MID 2010 MAC PRO MEMORY SOFTWARE
But more than a decade of R&D by a global, multidisciplinary team of engineers, neuroscientists, and software designers has at last met the challenge, producing a remarkable new tool that is now being put to use in hundreds of labs around the globe.Ĭhief scientist at Imec, a leading independent nanoelectronics R&D institute, in Belgium, I saw the opportunity to extend advanced semiconductor technology to serve broad new swaths of biomedicine and brain science. The probe would need to be durable enough to stay put and record reliably for weeks or even months as the brain guides the body through complex behaviors.įor an electrical engineer, those requirements add up to a very tall order. That would mean building a digital probe long enough to reach any part of the thinking organ, but slim enough not to destroy fragile tissues on its way in. Harris, a senior scientist at HHMI, told me that “we need to record every spike from every neuron” in a localized neural circuit within a freely moving animal. Our goal: to listen in on the electrical conversations taking place among thousands of neurons at once in any given thimbleful of brain tissue. Howard Hughes Medical Institute (HHMI) to explore how we might use advanced microelectronics to invent a new sensor.
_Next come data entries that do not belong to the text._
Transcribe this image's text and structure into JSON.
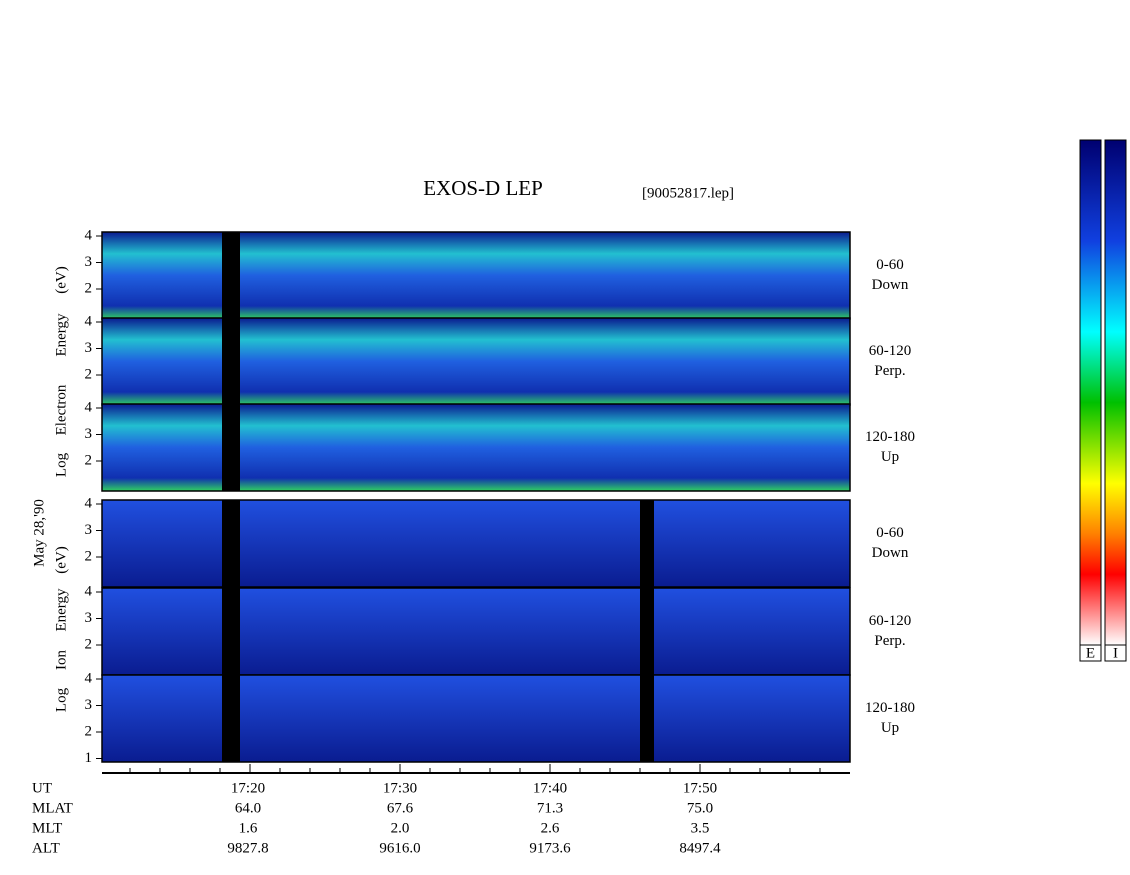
{
  "title": "EXOS-D LEP",
  "file": "[90052817.lep]",
  "date": "May 28,'90",
  "groups": [
    {
      "axis_label": [
        "Log",
        "Electron",
        "Energy",
        "(eV)"
      ],
      "panels": [
        {
          "label": [
            "0-60",
            "Down"
          ],
          "ticks": [
            2,
            3,
            4
          ]
        },
        {
          "label": [
            "60-120",
            "Perp."
          ],
          "ticks": [
            2,
            3,
            4
          ]
        },
        {
          "label": [
            "120-180",
            "Up"
          ],
          "ticks": [
            2,
            3,
            4
          ]
        }
      ]
    },
    {
      "axis_label": [
        "Log",
        "Ion",
        "Energy",
        "(eV)"
      ],
      "panels": [
        {
          "label": [
            "0-60",
            "Down"
          ],
          "ticks": [
            2,
            3,
            4
          ]
        },
        {
          "label": [
            "60-120",
            "Perp."
          ],
          "ticks": [
            2,
            3,
            4
          ]
        },
        {
          "label": [
            "120-180",
            "Up"
          ],
          "ticks": [
            1,
            2,
            3,
            4
          ]
        }
      ]
    }
  ],
  "orbit": [
    {
      "name": "UT",
      "values": [
        "17:20",
        "17:30",
        "17:40",
        "17:50"
      ]
    },
    {
      "name": "MLAT",
      "values": [
        "64.0",
        "67.6",
        "71.3",
        "75.0"
      ]
    },
    {
      "name": "MLT",
      "values": [
        "1.6",
        "2.0",
        "2.6",
        "3.5"
      ]
    },
    {
      "name": "ALT",
      "values": [
        "9827.8",
        "9616.0",
        "9173.6",
        "8497.4"
      ]
    }
  ],
  "colorbars": [
    "E",
    "I"
  ]
}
In 2010, I met with leading neuroscientists at the
MID 2010 MAC PRO MEMORY PLUS
The brain is essentially an electrical organ, and that fact plus its gelatinous consistency pose a hard technological problem. Each invention of a new way to measure brain activity-including scalp electrodes, MRIs, and microchips pressed into the surface of the cortex-has unlocked major advances in our understanding of the most complex, and most human, of all our organs. People often think of technology as applied science, but the scientific study of brains is essentially applied sensor technology. So it’s easy to understand why many of the operational details of humans’ brains (and even the brains of mice and much simpler organisms) remain so mysterious, even to neuroscientists. That’s like asking a microelectronics engineer to reverse engineer the architecture, microcode, and operating system running on a state-of-the-art processor without the use of a digital logic probe, which would be a virtually impossible task.
Now imagine trying to figure out how this wonder of bioelectronics works without a way to observe its microcircuitry in action. It is a breathtaking achievement of biological evolution.
MID 2010 MAC PRO MEMORY PORTABLE
Imagine a portable computer built from a network of 86 billion switches, capable of general intelligence sophisticated enough to build a spacefaring civilization-but weighing just 1.2 to 1.3 kilograms, consuming just 20 watts of power, and jiggling like Jell-O as it moves.